A no-contest clause in your will could be ineffective

On Behalf of | Apr 15, 2022 | Estate Planning |

To avoid a dispute of your will, you might have thought of including a no-contest clause. Such a clause serves to discourage the beneficiaries from contesting the will since they will end up with nothing should they lose the contest.

Unfortunately, such clauses are not without problems. Here is what you need to know about the effectiveness of no-contest clauses:

Your will may still be challenged

If someone has nothing to lose, or if they are sure that their challenge will be successful, they are likely to go ahead and contest the will. Similarly, a beneficiary who has a lot to gain compared to what they may lose upon an unsuccessful contest could choose to take their chances.
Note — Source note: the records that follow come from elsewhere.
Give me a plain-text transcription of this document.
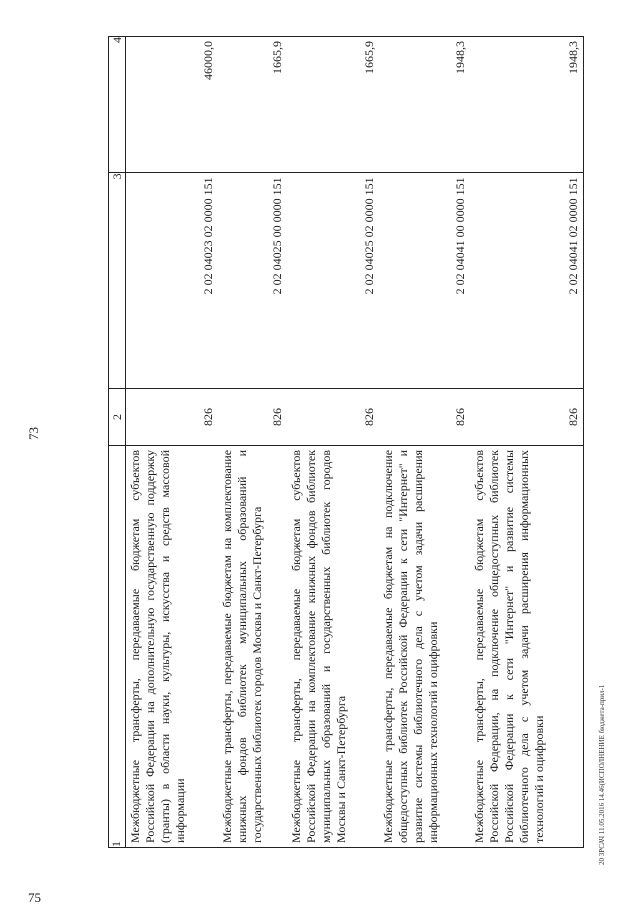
73
1	2	3	4
Межбюджетные трансферты, передаваемые бюджетам субъектов Российской Федерации на дополнительную государственную поддержку (гранты) в области науки, культуры, искусства и средств массовой информации	826	2 02 04023 02 0000 151	46000,0
Межбюджетные трансферты, передаваемые бюджетам на комплектование книжных фондов библиотек муниципальных образований и государственных библиотек городов Москвы и Санкт-Петербурга	826	2 02 04025 00 0000 151	1665,9
Межбюджетные трансферты, передаваемые бюджетам субъектов Российской Федерации на комплектование книжных фондов библиотек муниципальных образований и государственных библиотек городов Москвы и Санкт-Петербурга	826	2 02 04025 02 0000 151	1665,9
Межбюджетные трансферты, передаваемые бюджетам на подключение общедоступных библиотек Российской Федерации к сети "Интернет" и развитие системы библиотечного дела с учетом задачи расширения информационных технологий и оцифровки	826	2 02 04041 00 0000 151	1948,3
Межбюджетные трансферты, передаваемые бюджетам субъектов Российской Федерации, на подключение общедоступных библиотек Российской Федерации к сети "Интернет" и развитие системы библиотечного дела с учетом задачи расширения информационных технологий и оцифровки	826	2 02 04041 02 0000 151	1948,3
20 ЗРСАЧ 11.05.2016 14.46(ИСПОЛНЕНИЕ бюджета-прил-1
75
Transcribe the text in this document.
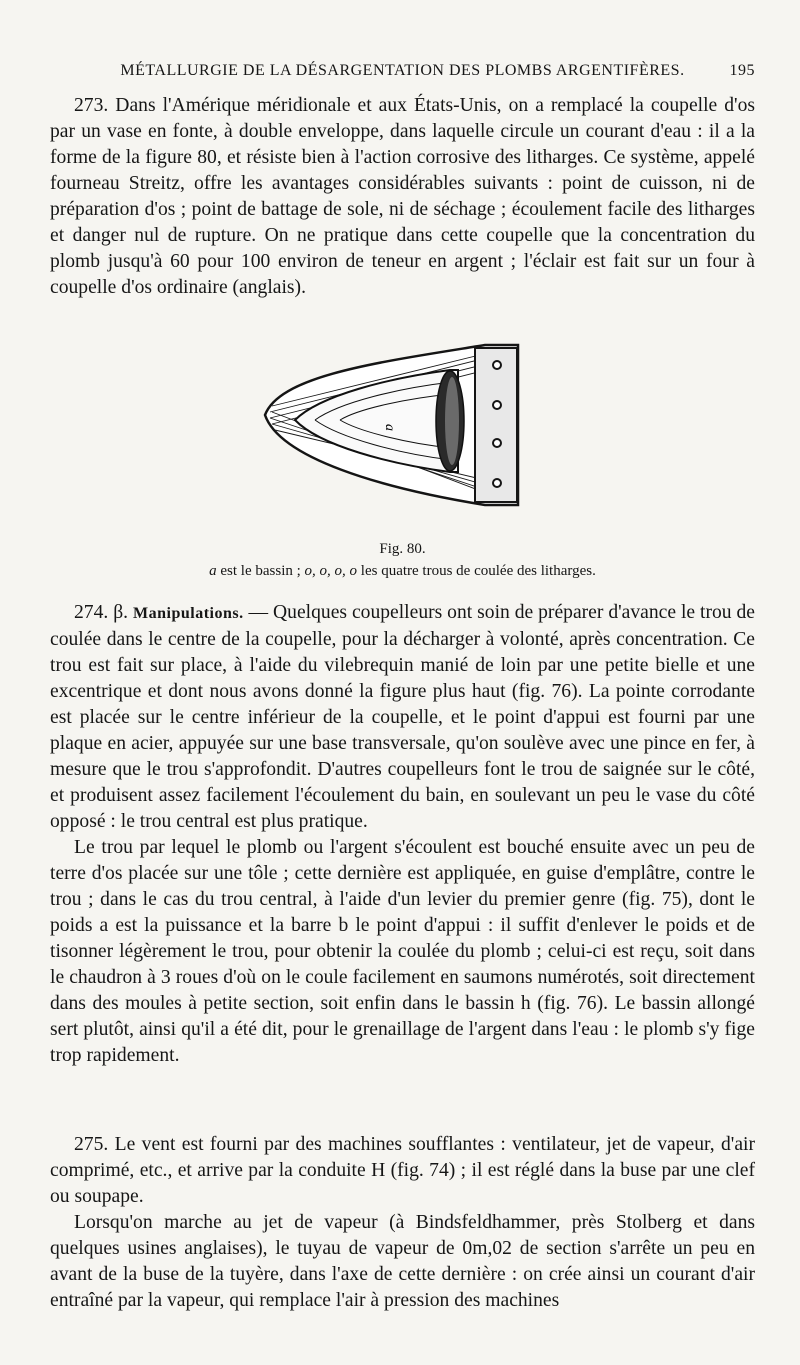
MÉTALLURGIE DE LA DÉSARGENTATION DES PLOMBS ARGENTIFÈRES.	195

273. Dans l'Amérique méridionale et aux États-Unis, on a remplacé la coupelle d'os par un vase en fonte, à double enveloppe, dans laquelle circule un courant d'eau : il a la forme de la figure 80, et résiste bien à l'action corrosive des litharges. Ce système, appelé fourneau Streitz, offre les avantages considérables suivants : point de cuisson, ni de préparation d'os ; point de battage de sole, ni de séchage ; écoulement facile des litharges et danger nul de rupture. On ne pratique dans cette coupelle que la concentration du plomb jusqu'à 60 pour 100 environ de teneur en argent ; l'éclair est fait sur un four à coupelle d'os ordinaire (anglais).

a
Fig. 80.
a est le bassin ; o, o, o, o les quatre trous de coulée des litharges.

274. β. Manipulations. — Quelques coupelleurs ont soin de préparer d'avance le trou de coulée dans le centre de la coupelle, pour la décharger à volonté, après concentration. Ce trou est fait sur place, à l'aide du vilebrequin manié de loin par une petite bielle et une excentrique et dont nous avons donné la figure plus haut (fig. 76). La pointe corrodante est placée sur le centre inférieur de la coupelle, et le point d'appui est fourni par une plaque en acier, appuyée sur une base transversale, qu'on soulève avec une pince en fer, à mesure que le trou s'approfondit. D'autres coupelleurs font le trou de saignée sur le côté, et produisent assez facilement l'écoulement du bain, en soulevant un peu le vase du côté opposé : le trou central est plus pratique.

Le trou par lequel le plomb ou l'argent s'écoulent est bouché ensuite avec un peu de terre d'os placée sur une tôle ; cette dernière est appliquée, en guise d'emplâtre, contre le trou ; dans le cas du trou central, à l'aide d'un levier du premier genre (fig. 75), dont le poids a est la puissance et la barre b le point d'appui : il suffit d'enlever le poids et de tisonner légèrement le trou, pour obtenir la coulée du plomb ; celui-ci est reçu, soit dans le chaudron à 3 roues d'où on le coule facilement en saumons numérotés, soit directement dans des moules à petite section, soit enfin dans le bassin h (fig. 76). Le bassin allongé sert plutôt, ainsi qu'il a été dit, pour le grenaillage de l'argent dans l'eau : le plomb s'y fige trop rapidement.

275. Le vent est fourni par des machines soufflantes : ventilateur, jet de vapeur, d'air comprimé, etc., et arrive par la conduite H (fig. 74) ; il est réglé dans la buse par une clef ou soupape.

Lorsqu'on marche au jet de vapeur (à Bindsfeldhammer, près Stolberg et dans quelques usines anglaises), le tuyau de vapeur de 0m,02 de section s'arrête un peu en avant de la buse de la tuyère, dans l'axe de cette dernière : on crée ainsi un courant d'air entraîné par la vapeur, qui remplace l'air à pression des machines
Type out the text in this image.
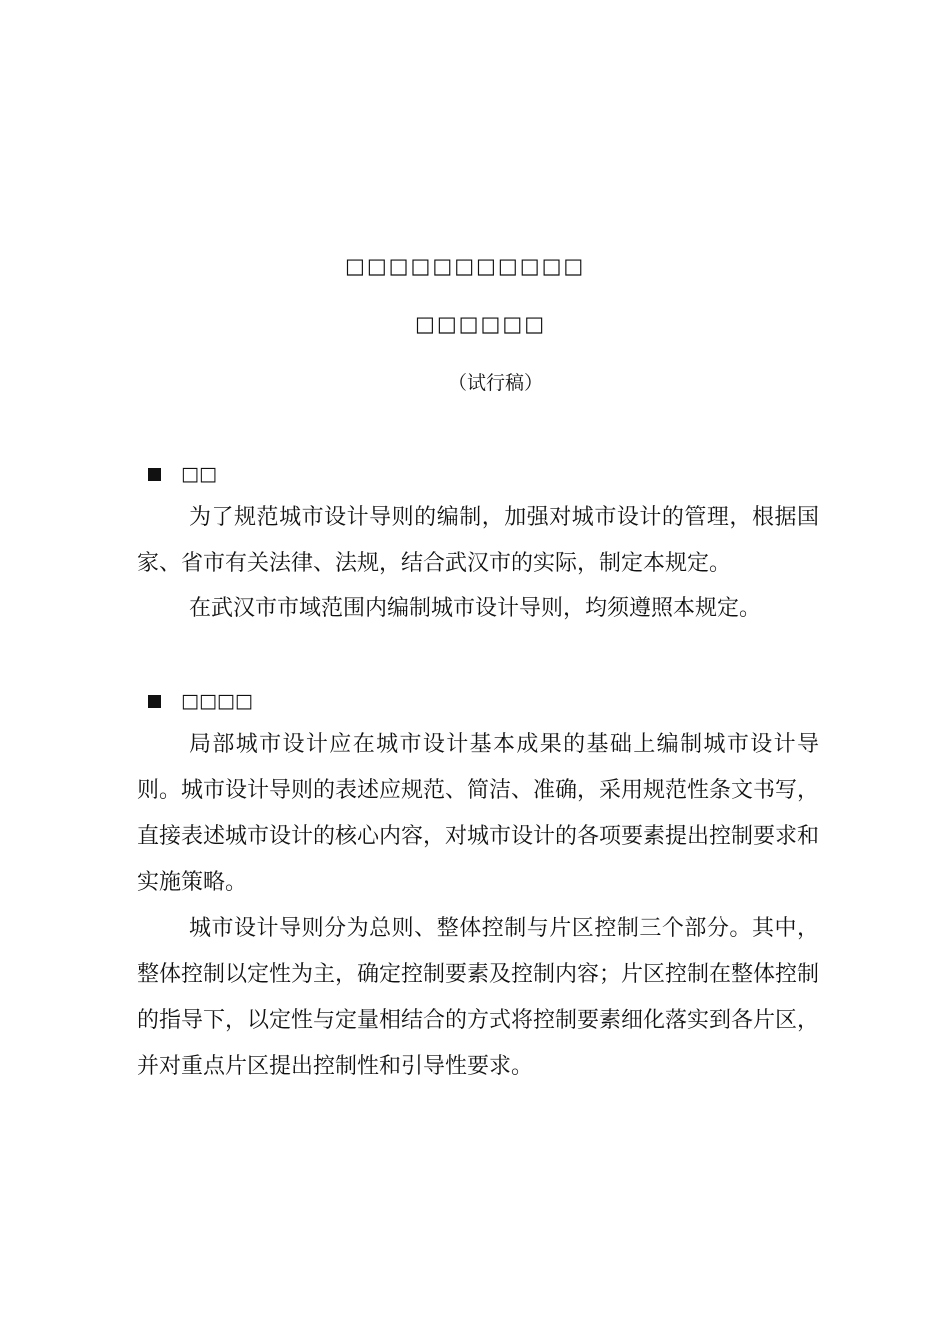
□□□□□□□□□□□
□□□□□□
（试行稿）
□□

为了规范城市设计导则的编制，加强对城市设计的管理，根据国家、省市有关法律、法规，结合武汉市的实际，制定本规定。

在武汉市市域范围内编制城市设计导则，均须遵照本规定。

□□□□

局部城市设计应在城市设计基本成果的基础上编制城市设计导则。城市设计导则的表述应规范、简洁、准确，采用规范性条文书写，直接表述城市设计的核心内容，对城市设计的各项要素提出控制要求和实施策略。

城市设计导则分为总则、整体控制与片区控制三个部分。其中，整体控制以定性为主，确定控制要素及控制内容；片区控制在整体控制的指导下，以定性与定量相结合的方式将控制要素细化落实到各片区，并对重点片区提出控制性和引导性要求。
It is not enforceable across all jurisdictions

No-contest clauses are only enforceable in some states. For instance, a no-contest clause is unenforceable under Florida law. It essentially means that any such provision in your will is null and void. As a result, there will be no deterrence because even if a beneficiary loses a will contest, they will not have to give up their portion of the estate.

What is the best solution?

Instead of having a no-contest clause, the ideal solution lies in making your will indisputable in the first place. It is advisable to understand the reasons why someone would challenge your will, and seal all the loopholes that would expose it to a contest.

Alternatively, you can choose other estate planning tools that give you greater control of how your estate will be dealt with after you are gone. A trust is a prime example of such a tool, and it may be worthwhile to look into how it works and whether it would help achieve your objectives.